Question

Evaluate: \[ \cot^{-1}\!\left(\frac{\sqrt{1+\sin x} + \sqrt{1-\sin x}}{\sqrt{1+\sin x} - \sqrt{1-\sin x}}\right) \]

• A. \(\frac{x}{3}\)
• B. \(\frac{x}{4}\)
• C. \(1\)
• D. \(\frac{x}{2}\)

Hint:

Expressions with \(\sqrt{1 \pm \sin x}\) often simplify using half-angle identities: \(1 \pm \sin x = (\sin\frac{x}{2} \pm \cos\frac{x}{2})^2\).

Answer 1

The Correct Option is D

Concept: Use half-angle identities to simplify the expression inside the inverse cotangent.

Step 1: Express \(\sqrt{1 \pm \sin x}\) in terms of half-angles. \[ 1 + \sin x = \left(\sin\frac{x}{2} + \cos\frac{x}{2}\right)^2 \] \[ 1 - \sin x = \left(\sin\frac{x}{2} - \cos\frac{x}{2}\right)^2 \] For \(x \in (0, \pi/2)\) (appropriate domain), \(\sin\frac{x}{2} + \cos\frac{x}{2}>0\) and \(\cos\frac{x}{2}>\sin\frac{x}{2}\). So: \[ \sqrt{1+\sin x} = \sin\frac{x}{2} + \cos\frac{x}{2} \] \[ \sqrt{1-\sin x} = \cos\frac{x}{2} - \sin\frac{x}{2} \]

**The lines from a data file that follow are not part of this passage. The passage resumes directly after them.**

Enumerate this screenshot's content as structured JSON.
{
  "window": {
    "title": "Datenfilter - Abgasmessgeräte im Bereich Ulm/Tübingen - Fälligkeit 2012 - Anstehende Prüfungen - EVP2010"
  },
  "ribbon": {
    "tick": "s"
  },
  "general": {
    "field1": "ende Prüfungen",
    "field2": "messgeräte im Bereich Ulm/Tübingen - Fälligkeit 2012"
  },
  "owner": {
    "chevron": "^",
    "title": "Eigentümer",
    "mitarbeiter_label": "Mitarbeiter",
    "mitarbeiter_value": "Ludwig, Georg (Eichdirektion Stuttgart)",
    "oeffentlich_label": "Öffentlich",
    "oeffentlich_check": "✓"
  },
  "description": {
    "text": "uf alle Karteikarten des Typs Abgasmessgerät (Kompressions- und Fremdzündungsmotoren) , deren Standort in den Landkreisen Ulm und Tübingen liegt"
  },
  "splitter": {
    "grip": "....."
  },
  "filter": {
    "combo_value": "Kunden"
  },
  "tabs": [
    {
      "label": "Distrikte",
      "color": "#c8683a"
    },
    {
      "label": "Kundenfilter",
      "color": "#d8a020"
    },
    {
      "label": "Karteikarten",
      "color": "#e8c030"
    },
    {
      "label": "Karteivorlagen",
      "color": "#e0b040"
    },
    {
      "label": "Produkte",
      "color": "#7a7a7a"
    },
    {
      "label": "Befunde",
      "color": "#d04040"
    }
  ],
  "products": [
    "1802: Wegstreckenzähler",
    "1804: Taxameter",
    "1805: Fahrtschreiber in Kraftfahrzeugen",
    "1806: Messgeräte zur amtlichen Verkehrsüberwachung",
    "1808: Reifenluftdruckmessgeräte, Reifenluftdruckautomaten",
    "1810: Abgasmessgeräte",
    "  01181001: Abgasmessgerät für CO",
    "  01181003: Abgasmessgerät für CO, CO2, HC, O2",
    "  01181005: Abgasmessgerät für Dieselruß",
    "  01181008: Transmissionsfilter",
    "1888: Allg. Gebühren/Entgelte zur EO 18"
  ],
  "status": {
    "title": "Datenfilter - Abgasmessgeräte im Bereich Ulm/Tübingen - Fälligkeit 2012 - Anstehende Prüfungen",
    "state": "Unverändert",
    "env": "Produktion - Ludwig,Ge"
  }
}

Step 2: Simplify the fraction. Numerator: \[ \sqrt{1+\sin x} + \sqrt{1-\sin x} = (\sin\frac{x}{2} + \cos\frac{x}{2}) + (\cos\frac{x}{2} - \sin\frac{x}{2}) = 2\cos\frac{x}{2} \] Denominator: \[ \sqrt{1+\sin x} - \sqrt{1-\sin x} = (\sin\frac{x}{2} + \cos\frac{x}{2}) - (\cos\frac{x}{2} - \sin\frac{x}{2}) = 2\sin\frac{x}{2} \] Thus: \[ \frac{\sqrt{1+\sin x} + \sqrt{1-\sin x}}{\sqrt{1+\sin x} - \sqrt{1-\sin x}} = \frac{2\cos\frac{x}{2}}{2\sin\frac{x}{2}} = \cot\frac{x}{2} \]

Step 3: Apply inverse cotangent. \[ \cot^{-1}\left(\cot\frac{x}{2}\right) = \frac{x}{2} \] (provided \(\frac{x}{2}\) is in the principal range of \(\cot^{-1}\), which is \((0, \pi)\)).